Kommunalnet TV

30.08.2019

Teil 1 zur Datenweitergabe mit schriftl. Ausarbeitung

Im Expertentalk zur DSGVO widmete sich FH-Prof. Mag. Dr. Peter Burgstaller den Fragen der Kommunalnet-User zum Thema "Datenweitergabe". Nun gibt es die verschriftlichte Version mit etwaigen Klarstellungen.

Gemeinden sind für Auskünfte aller Art zentrale Anlaufstellen. Durch das Inkrafttreten der DSGVO mit 25. Mai 2018 herrscht jedoch in manchen Detailfragen immer noch Verwirrung, was man darf und was nicht. Zahlreiche Kommunalnet-User haben uns daher im Juni ihre Fragen zukommen lassen.

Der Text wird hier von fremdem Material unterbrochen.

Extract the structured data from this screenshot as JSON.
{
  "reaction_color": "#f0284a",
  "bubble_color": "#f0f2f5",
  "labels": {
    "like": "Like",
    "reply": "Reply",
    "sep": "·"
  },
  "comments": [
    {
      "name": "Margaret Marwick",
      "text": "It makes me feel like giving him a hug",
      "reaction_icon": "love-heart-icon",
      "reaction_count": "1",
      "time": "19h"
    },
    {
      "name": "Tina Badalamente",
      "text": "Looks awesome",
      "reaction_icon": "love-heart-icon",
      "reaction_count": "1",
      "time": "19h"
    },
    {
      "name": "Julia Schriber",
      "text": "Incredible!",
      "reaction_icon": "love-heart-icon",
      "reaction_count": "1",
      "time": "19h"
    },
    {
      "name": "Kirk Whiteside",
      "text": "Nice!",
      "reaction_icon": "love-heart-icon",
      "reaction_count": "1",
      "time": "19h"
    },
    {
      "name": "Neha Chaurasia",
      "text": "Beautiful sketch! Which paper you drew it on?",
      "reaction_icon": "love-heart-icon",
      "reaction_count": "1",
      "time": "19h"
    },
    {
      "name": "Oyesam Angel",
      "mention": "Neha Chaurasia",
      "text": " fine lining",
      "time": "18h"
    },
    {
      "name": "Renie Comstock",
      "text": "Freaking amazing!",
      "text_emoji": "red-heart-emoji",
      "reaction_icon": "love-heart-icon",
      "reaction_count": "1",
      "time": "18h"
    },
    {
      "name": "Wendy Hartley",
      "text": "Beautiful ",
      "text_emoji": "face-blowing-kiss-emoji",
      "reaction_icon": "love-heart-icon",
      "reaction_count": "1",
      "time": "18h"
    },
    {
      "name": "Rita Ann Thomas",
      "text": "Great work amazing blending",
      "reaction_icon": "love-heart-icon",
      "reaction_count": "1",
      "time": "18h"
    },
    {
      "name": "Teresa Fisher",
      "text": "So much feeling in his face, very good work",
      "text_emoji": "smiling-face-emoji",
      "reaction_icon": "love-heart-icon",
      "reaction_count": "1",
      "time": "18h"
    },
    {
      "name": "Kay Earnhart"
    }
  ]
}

Aufgrund des Umfangs und der Komplexität des Themas wurden die Fragen in Themen eingeteilt, die einzeln in Videos behandelt werden. FH-Prof. Mag. Dr. Peter Burgstaller beantwortete im Expertentalk die Fragen zum Thema „Datenweitergabe„. Weiter unten im Text haben wir für Sie nochmal die Fragen zusammengefasst, wie sie auch im Video gestellt werden.

Dürfen Telefonnummern, die bei der Antragstellung zur Abwicklung eines Bauvorhabens angegeben wurden, an die Buchhaltung weitergegeben werden oder nicht

Burgstaller nimmt vorweg, dass sich das Datenschutzrecht nicht signifikant geändert hat. Die Veränderungen entsprechen eher formaler Natur. Prinzipiell gilt, dass jede Datenweitergabe erlaubt ist, sofern es einen Grund, einen sogenannten Erlaubnistatbestand dafür gibt. Unter anderen gelten als Erlaubnistatbestände die Datenverarbeitung für die Erfüllung eines Vertrages oder die Datenverarbeitung zur Erfüllung einer rechtlichen Verpflichtung. Ebenso als Erlaubnistatbestand gilt die Verarbeitung, wenn diese für die Wahrnehmung einer Aufgabe erforderlich ist, die im öffentlichen Interesse liegt oder in Ausübung öffentlicher Gewalt erfolgt. Des Weiteren ist der Erlaubnistatbestand des berechtigten Interesses des Verantwortlichen zu nennen. Sollte daher die Verarbeitung zur Wahrung der berechtigten Interessen des Verantwortlichen (gilt aber nicht im hoheitlichen Bereich) oder eines Dritten erforderlich sein und das Interesse des Betroffenen (dessen Daten verarbeitet werden) an der Geheimhaltung der Daten nicht überwiegen, dann ist die Datenverarbeitung ebenso zulässig.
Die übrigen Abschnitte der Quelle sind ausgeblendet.